I can relate to these stories. Most books like that, including in-depth biographies of founders, paint a startup’s story as inevitable. In the fictionalized version, a company’s life flows smoothly through progress and setbacks, through some narrative that makes it impossible to imagine anything going otherwise. Observation: it’s clearly not going as well for me. Thus those stories make me suspect must be wrong with Taivo’s approach, even if there isn’t.

Livingston’s raw notes from founders are refreshing in their honesty. Paypal went through several iterations before building the product they are now famous for. Note how they started highly technology-driven and gradually took steps closer to consumers!

Livingston: Tell me about how you adapted the strategy.

Levchin: Initially, I wanted to do crypto libraries, since I was a freshly minted academic. "I won't even need to figure out how to do this commercialization part. I'm just going to build libraries, sell it to somebody who is going to build software, and I can just sit there and make a penny per copy and get marvelously rich very quickly." But no one was making the software because there was no demand. So we said, "We'll make the software." We went to enterprises and told them we were going to do this and got some positive reception, but then the thing happened again where no one really wants the stuff. It's really cool, it's mathematically complex, it's very secure, but no one really needed it.

By then we had built all this tech that was complicated and difficult to understand and replicate, so we thought, "We have all these libraries that allow you to secure anything on handheld devices. What can we secure? Maybe we can secure some consumer stuff. So enterprises will go away, and we'll go to consumers. We'll build the wallet application—something that can store all of your private data on your handheld device. So your credit card information, this and that." And we did, and it was very simple because we already had all the crypto stuff figured out. But, of course, there was no incentive to have a wallet with all these digital items that you couldn't apply anywhere. "What's my credit card number?" Pull out your wallet and look, or pull out your handheld wallet and look? So that was really not going to happen either.

Then we started experimenting with the question: "What can we store inside the Palm Pilot that is actually meaningful?" So the next iteration was that we'd store things that were of value and you wouldn't store in other ways. For example, storing passwords in your wallet is a really bad idea. If you store them in your Palm Pilot, you can secure it further with a secondary passphrase that protects it. So we did that, and it was getting a little bit of attention, but it was still very amateur.

Then finally we hit on this idea of, "Why don't we just store money in the handheld devices?" The next iteration was this thing that would do cryptographically secure IOU notes. I would say, "I owe you $10," and put in my passphrase. It wasn't really packaged at the user interface level as an IOU, but that's what it effectively was. Then I could beam it to you, using the infrared on a Palm Pilot, which at this point is very quaint and silly since, clearly, what would you rather do, take out $5 and give someone their lunch share, or pull out two Palm Pilots and geek out at the table? But that actually is what moved the needle, because it was so weird and so innovative. The geek crowd was like, "Wow. This is the future. We want to go to the future. Take us there." So we got all this attention and were able to raise funding on that story.
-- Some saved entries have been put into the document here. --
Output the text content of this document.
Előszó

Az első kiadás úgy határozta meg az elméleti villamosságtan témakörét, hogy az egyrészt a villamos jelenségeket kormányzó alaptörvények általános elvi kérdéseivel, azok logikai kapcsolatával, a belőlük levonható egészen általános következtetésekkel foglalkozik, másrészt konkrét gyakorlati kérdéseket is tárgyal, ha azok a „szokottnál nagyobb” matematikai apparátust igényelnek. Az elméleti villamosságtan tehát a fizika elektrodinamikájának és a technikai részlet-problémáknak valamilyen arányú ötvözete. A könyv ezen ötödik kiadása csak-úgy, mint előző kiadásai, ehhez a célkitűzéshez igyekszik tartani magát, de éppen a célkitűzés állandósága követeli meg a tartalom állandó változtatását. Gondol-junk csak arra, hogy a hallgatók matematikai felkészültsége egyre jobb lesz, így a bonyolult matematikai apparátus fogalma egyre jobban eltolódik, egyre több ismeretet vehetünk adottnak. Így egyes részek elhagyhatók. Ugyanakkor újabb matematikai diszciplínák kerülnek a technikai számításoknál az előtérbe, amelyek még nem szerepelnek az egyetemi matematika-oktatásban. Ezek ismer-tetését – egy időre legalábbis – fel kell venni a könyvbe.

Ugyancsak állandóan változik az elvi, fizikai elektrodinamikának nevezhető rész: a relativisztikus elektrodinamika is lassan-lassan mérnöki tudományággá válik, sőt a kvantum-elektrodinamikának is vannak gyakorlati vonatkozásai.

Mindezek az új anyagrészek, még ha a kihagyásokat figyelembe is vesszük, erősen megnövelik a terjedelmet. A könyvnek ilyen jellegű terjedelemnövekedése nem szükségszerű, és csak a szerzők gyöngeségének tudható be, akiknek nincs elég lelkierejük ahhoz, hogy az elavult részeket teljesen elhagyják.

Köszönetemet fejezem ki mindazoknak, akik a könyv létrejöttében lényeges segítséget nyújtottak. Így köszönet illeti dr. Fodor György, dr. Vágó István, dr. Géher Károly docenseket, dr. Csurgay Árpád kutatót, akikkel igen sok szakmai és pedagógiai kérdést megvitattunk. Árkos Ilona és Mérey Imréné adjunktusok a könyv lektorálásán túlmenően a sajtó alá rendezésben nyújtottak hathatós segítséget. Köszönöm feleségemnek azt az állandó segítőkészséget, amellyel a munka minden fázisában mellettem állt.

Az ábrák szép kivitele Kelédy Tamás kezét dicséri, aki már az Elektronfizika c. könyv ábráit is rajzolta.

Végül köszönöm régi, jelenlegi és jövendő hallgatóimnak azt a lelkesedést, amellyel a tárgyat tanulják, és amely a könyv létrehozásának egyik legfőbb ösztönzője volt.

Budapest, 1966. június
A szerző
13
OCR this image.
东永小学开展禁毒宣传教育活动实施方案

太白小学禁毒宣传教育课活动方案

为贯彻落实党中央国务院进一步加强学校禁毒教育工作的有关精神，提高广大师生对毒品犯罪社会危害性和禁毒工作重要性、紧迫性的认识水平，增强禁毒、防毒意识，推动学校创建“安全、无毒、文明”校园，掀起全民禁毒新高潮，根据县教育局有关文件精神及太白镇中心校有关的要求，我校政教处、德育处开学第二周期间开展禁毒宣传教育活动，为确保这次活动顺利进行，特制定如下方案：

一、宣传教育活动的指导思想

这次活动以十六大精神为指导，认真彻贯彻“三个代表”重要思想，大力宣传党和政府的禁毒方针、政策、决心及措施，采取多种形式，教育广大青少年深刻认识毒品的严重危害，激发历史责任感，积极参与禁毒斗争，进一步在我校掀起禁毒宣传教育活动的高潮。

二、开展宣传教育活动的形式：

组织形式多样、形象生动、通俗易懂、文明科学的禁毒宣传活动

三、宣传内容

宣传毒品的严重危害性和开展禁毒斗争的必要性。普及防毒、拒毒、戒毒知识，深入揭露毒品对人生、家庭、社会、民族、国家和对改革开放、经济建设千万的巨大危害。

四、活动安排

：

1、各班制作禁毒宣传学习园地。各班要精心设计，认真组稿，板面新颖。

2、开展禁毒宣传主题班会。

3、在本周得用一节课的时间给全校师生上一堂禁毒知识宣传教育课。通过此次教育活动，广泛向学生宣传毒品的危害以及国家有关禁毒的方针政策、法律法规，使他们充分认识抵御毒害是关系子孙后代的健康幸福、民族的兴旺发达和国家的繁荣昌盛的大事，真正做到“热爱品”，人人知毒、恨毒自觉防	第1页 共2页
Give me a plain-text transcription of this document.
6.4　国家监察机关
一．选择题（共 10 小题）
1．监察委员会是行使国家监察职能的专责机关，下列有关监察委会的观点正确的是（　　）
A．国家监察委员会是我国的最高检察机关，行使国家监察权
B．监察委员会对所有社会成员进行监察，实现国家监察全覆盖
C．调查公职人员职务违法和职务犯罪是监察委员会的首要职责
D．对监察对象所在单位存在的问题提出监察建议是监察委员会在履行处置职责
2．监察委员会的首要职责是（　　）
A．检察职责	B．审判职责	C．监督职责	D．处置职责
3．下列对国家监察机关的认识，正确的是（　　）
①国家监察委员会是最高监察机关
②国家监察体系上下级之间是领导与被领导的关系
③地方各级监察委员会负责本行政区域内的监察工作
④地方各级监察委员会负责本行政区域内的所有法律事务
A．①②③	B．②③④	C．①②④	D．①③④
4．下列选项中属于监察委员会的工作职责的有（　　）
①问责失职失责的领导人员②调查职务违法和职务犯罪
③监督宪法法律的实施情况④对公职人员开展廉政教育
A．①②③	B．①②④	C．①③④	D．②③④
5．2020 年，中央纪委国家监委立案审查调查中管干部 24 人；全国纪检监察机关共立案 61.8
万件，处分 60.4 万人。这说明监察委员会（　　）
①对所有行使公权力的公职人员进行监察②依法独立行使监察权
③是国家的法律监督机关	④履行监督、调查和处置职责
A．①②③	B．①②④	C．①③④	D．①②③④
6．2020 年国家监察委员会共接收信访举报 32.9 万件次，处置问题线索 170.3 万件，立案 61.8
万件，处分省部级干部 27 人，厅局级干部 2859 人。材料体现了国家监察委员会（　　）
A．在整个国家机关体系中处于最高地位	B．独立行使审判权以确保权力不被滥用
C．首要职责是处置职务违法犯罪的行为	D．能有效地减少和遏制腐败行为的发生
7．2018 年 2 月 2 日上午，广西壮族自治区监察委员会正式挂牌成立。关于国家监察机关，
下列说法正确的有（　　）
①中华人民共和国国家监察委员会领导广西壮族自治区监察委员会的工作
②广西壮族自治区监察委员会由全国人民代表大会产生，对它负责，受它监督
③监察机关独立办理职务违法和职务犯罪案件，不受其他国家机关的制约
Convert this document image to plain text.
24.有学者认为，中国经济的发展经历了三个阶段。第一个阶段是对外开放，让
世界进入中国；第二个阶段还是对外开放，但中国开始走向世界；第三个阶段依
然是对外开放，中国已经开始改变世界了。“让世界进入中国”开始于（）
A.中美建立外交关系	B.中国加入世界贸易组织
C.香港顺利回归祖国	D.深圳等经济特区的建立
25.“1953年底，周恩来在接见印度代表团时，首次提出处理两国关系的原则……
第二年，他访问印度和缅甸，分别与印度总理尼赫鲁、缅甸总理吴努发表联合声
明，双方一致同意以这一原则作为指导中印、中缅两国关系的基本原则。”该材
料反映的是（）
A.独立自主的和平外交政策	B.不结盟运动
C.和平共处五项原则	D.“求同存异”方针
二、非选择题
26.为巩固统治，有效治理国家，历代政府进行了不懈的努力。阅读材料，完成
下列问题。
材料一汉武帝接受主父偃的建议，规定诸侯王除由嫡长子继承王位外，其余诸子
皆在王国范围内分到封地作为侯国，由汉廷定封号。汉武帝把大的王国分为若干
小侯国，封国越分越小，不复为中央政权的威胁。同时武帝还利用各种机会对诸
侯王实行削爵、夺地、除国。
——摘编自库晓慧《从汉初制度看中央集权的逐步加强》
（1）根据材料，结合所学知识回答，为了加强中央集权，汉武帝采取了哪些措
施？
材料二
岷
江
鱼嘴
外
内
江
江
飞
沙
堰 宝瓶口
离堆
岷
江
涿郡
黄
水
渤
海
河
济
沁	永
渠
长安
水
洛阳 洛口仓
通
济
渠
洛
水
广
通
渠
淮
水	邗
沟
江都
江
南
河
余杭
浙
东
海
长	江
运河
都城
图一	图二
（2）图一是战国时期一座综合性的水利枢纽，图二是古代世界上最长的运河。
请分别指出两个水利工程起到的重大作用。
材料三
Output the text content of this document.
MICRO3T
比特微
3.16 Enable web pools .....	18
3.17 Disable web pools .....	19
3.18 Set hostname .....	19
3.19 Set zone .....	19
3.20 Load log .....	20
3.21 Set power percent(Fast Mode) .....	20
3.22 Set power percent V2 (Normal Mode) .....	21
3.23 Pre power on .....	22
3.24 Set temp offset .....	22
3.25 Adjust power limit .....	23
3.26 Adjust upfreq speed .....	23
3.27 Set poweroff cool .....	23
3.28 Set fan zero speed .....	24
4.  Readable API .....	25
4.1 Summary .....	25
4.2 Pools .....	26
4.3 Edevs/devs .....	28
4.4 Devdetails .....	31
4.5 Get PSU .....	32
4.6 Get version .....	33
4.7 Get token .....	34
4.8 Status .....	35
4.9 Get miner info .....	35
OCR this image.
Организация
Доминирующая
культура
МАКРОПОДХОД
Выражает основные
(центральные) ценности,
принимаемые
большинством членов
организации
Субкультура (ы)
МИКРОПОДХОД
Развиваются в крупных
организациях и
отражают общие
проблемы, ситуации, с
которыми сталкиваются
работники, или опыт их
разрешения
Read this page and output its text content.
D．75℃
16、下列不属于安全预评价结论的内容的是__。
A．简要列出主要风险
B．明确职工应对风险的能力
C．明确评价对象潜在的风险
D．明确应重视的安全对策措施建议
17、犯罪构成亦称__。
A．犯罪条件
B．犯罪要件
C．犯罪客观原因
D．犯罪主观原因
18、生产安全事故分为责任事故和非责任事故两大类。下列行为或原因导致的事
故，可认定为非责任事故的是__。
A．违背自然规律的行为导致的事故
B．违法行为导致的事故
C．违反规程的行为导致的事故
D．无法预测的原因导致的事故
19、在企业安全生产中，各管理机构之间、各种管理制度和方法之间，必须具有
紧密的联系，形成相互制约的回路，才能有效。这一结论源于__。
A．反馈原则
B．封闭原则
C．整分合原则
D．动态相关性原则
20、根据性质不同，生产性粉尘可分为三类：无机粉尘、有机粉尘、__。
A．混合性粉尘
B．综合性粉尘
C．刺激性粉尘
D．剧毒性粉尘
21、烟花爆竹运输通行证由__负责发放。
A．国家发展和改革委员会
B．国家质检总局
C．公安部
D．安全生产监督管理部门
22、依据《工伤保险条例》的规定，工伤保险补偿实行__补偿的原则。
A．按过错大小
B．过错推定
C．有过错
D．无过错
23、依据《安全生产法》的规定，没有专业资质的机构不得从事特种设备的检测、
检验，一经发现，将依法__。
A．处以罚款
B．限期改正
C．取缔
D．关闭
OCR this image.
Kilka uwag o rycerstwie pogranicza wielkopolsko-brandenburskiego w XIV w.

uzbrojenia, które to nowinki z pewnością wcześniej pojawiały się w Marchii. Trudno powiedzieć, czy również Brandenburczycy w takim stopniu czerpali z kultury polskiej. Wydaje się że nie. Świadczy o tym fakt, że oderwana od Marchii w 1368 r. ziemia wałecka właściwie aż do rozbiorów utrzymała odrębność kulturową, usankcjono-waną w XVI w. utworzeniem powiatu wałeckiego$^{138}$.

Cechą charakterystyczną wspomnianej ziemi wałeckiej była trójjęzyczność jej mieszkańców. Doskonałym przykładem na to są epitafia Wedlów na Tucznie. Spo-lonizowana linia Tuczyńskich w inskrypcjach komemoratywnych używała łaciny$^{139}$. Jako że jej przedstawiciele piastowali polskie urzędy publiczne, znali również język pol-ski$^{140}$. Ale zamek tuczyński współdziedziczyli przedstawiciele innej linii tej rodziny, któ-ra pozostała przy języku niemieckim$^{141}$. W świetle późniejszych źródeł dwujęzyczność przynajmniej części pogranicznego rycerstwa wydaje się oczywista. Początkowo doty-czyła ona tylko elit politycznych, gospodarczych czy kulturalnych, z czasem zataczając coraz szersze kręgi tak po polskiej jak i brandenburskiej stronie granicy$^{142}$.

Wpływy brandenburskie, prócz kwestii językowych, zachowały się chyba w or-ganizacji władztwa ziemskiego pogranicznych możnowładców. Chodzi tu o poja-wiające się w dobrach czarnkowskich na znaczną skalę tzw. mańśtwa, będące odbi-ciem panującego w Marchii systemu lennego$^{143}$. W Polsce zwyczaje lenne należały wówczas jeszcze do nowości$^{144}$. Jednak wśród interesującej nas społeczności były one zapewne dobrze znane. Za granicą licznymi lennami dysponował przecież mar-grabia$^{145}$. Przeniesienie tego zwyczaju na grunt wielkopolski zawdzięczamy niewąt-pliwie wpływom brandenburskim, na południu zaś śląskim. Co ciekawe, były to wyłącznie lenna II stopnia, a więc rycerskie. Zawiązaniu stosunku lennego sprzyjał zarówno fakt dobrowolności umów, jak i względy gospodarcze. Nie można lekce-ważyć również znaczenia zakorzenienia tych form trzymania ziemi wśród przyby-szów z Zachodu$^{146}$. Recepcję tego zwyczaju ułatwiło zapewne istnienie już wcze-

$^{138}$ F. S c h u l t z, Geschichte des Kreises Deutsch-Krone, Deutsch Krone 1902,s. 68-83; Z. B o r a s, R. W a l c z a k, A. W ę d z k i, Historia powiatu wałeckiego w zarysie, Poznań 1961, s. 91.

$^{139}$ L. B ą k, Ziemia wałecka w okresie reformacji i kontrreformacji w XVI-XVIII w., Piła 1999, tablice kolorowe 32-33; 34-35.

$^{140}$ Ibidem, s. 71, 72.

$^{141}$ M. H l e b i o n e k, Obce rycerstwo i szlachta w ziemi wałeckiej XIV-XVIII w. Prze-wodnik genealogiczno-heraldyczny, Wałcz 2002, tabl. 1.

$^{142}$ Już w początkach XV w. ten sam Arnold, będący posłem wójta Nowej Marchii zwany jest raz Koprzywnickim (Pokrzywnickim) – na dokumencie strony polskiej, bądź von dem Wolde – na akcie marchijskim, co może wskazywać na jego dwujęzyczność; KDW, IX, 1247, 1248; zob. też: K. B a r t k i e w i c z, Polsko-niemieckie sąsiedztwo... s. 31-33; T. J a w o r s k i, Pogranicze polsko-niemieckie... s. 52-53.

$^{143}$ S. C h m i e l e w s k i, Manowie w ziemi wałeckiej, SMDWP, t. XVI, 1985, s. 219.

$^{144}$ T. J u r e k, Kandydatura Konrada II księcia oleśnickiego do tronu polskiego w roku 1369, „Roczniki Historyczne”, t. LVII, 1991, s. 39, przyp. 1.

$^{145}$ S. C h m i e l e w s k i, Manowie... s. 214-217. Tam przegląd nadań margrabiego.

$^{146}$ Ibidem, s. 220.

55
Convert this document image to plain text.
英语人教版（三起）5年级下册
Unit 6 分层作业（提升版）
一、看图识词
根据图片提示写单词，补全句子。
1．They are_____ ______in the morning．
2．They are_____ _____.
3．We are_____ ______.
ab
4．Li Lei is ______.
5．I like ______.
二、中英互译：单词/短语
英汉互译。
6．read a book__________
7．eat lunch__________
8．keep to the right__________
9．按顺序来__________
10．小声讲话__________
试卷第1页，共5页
I like Levchin’s description because he’s very blunt about previous failures, but also because it implies an interesting pivot strategy. Imagine you’re building a technology (crypto libraries) for an imagined use case (securing enterprise software). It turns out the demand is not there. So, you step into the imagined customer’s shoes (enterprise B2B software companies) and build it yourself.

These interviews have also nudged me away from blind market empiricism. You can’t find a great product by merely extracting customer problems. It sounds naive, but in retrospect, some form of this belief has underpinned many of my early efforts to find what works.

The opposite would be to rely on a theory of why people will want your product. You clearly need both theory and data; the hard part is not letting the theory bias the data collection. That’s difficult in physical sciences and more so in social science. In the science of finding product-market fit, avoiding that bias — while still building theories and collecting data — is harder still.

I like the comparison between product-market fit and a valuable theory in science. Both appear in school or media as inevitable. If you don’t independently work out the basics of electricity, it seems so simple and straightforward to understand. That’s an illusion. It’s simple only because it’s already been solved.

It’s easy to look at a Google or a Stripe and explain their success, starting with the absolutely critical pre-school dance classes the founders received. Not so easy to build it yourself without the benefit of hindsight. That’s why I now have so much respect for startup founders, successful or not. Finding product-market fit is like being a rocket scientist — in 1850.